6.03.2010

OH SCOTLAND, HAD I KNOWN YOUR BEACHES WERE THIS NICE I WOULD HAVE BROUGHT MY PLAID SWIMMING TRUNKS

As the Trade Group, the LLDD-Hyphen-L and myself went on a day-trip around Edinburgh's environs on a supersunny Saturday, I couldn't help but recall one of my overused jokes from when I was in law school and the schoolyear was about to end:

Me to classmates: Tara, bakasyon tayo this summer sa bahay namin sa Baguio!
Classmates to me: Talaga, may vacation house kayo sa Baguio?
Me to classmates: Oo, sa may malapit sa beach!

No doubt Braveheart would have taken an axe to my head for reliving such corniness, but what else could I do? Old Mel had us believe Scotland was nothing but highlands and hardy weather, yet all we saw on our day-trip were blue skies and bright beaches.

Not that anyone was complaining.

(Well, except maybe my classmates. To this day. Understandably.)



Weekend at Berwick's

(Tenuous pun-segue from Mel Gibson's '90s Best Picture to Andrew McCarthy's '80s comedy classic. I've outdone myself.)

Our first stop was a lovely coastal resort town called North Berwick. It was a short yet very pleasant drive from Edinburgh, and from the shore you could see land clusters off the beach that looked very much like our Hundred Islands. (or, as they would call it here after local conversion, 37.5 islands)














Speaking of Andrew...

Our second stop was a quaint and quiet university town named after the saint (not the 80s actor, alas). It was smaller than Oxford and with much less people, but it had it's own charms, such as a picturesque countryside . . .




. . . an old world town center. . .







. . .a gorgeous beach. . .






. . . and I heard, some decent golfing.



(the gears in your head are spinning)


(Scotland?)


(historic beachside town?)


(golf?)


(Andrew McCarthy namesake?)


(yes, folks...)



It was that St. Andrew's!!!!!


Well text me nightly and call me Tiger! Chalk this one up to "Places I Always Heard Of But Never in a Million Years Thought I'd Ever Go To." Let me just say, television doesn't do the place justice at all - it is far, far more beautiful in person! Imagine what I would have felt if I actually knew how to play golf!




Despite being on the sport's most hallowed ground, the few golfers I saw there played liked - how shall we say this - crap. I saw topped shots that scooted just 10 feet; I saw hooked drives that veered violently off course; and I saw evidence (above) of at least one parked car's smashed windshield. So, yes, it felt good to be at St. Andrew's.

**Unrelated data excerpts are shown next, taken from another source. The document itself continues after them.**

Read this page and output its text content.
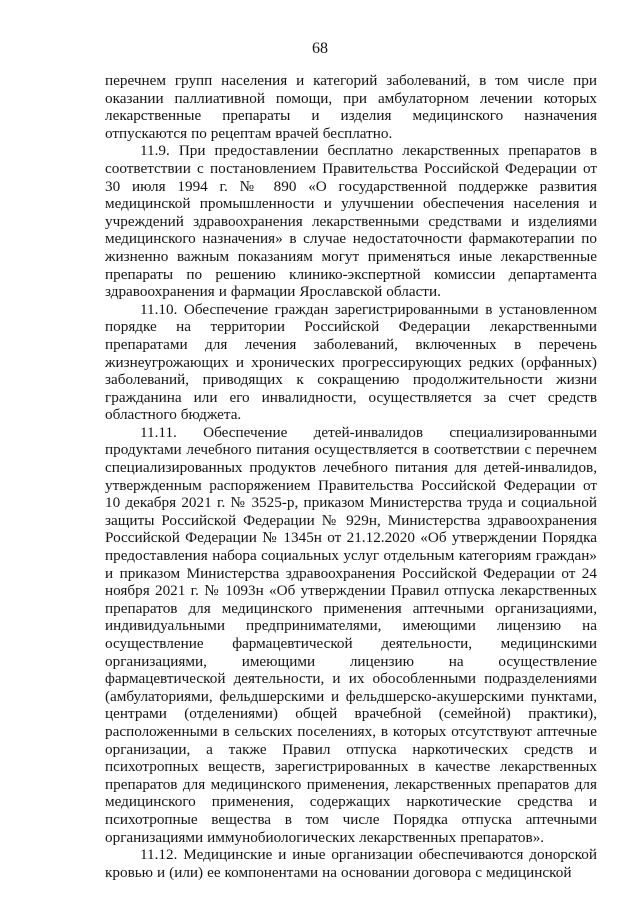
68

перечнем групп населения и категорий заболеваний, в том числе при оказании паллиативной помощи, при амбулаторном лечении которых лекарственные препараты и изделия медицинского назначения отпускаются по рецептам врачей бесплатно.

11.9. При предоставлении бесплатно лекарственных препаратов в соответствии с постановлением Правительства Российской Федерации от 30 июля 1994 г. № 890 «О государственной поддержке развития медицинской промышленности и улучшении обеспечения населения и учреждений здравоохранения лекарственными средствами и изделиями медицинского назначения» в случае недостаточности фармакотерапии по жизненно важным показаниям могут применяться иные лекарственные препараты по решению клинико-экспертной комиссии департамента здравоохранения и фармации Ярославской области.

11.10. Обеспечение граждан зарегистрированными в установленном порядке на территории Российской Федерации лекарственными препаратами для лечения заболеваний, включенных в перечень жизнеугрожающих и хронических прогрессирующих редких (орфанных) заболеваний, приводящих к сокращению продолжительности жизни гражданина или его инвалидности, осуществляется за счет средств областного бюджета.

11.11. Обеспечение детей-инвалидов специализированными продуктами лечебного питания осуществляется в соответствии с перечнем специализированных продуктов лечебного питания для детей-инвалидов, утвержденным распоряжением Правительства Российской Федерации от 10 декабря 2021 г. № 3525-р, приказом Министерства труда и социальной защиты Российской Федерации № 929н, Министерства здравоохранения Российской Федерации № 1345н от 21.12.2020 «Об утверждении Порядка предоставления набора социальных услуг отдельным категориям граждан» и приказом Министерства здравоохранения Российской Федерации от 24 ноября 2021 г. № 1093н «Об утверждении Правил отпуска лекарственных препаратов для медицинского применения аптечными организациями, индивидуальными предпринимателями, имеющими лицензию на осуществление фармацевтической деятельности, медицинскими организациями, имеющими лицензию на осуществление фармацевтической деятельности, и их обособленными подразделениями (амбулаториями, фельдшерскими и фельдшерско-акушерскими пунктами, центрами (отделениями) общей врачебной (семейной) практики), расположенными в сельских поселениях, в которых отсутствуют аптечные организации, а также Правил отпуска наркотических средств и психотропных веществ, зарегистрированных в качестве лекарственных препаратов для медицинского применения, лекарственных препаратов для медицинского применения, содержащих наркотические средства и психотропные вещества в том числе Порядка отпуска аптечными организациями иммунобиологических лекарственных препаратов».

11.12. Медицинские и иные организации обеспечиваются донорской кровью и (или) ее компонентами на основании договора с медицинской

To be fair to the golfers, the crosswalk of the famed 18th hole surprisingly remained open for tourists to constantly traverse, even when players were ready to tee off. If there were people crossing in the middle, the golfers would yell "Fore" a few times - and then proceed to grip it and rip it anyway. Not a few people (and a certain lawyer/diplomat) had some pretty close calls of balls whizzing by their heads.




But the 18th at St. Andrew's is not about the crosswalk, of course. It's about the revered 700-year old Swilcan bridge. It looks small and unassuming at first, but it has a subsequent mesmerizing effect that constantly draws you back to it (like being told not to think about John Daly in swimwear, so of course you can't think of anything but John Daly in swimwear).

My mission became clear: I must get on that bridge. And picture-picture.

When I saw a gap between flights, I casually walked towards the bridge - only to be stymied at the last moment by some American tourists who had the same photo-op idea. So close. By the time they finished, the next group of golfers had arrived at the tee-box and were ready to tee-off. My day-trip companions had also begun to load onto the van for the ride back to Edinburgh. My window of opportunity was rapidly closing.

In times of desperation like these, when failure is not an option, there's really only one thing I can do: ask the LLDD-Hyphen-L for help. So we stormed the bridge together.

The result: one heck of a Facebook profile pic.




Eat your hearts out, golfer classmates! Who says you shouldn't play golf with your wife? Scotland, you've been awesome!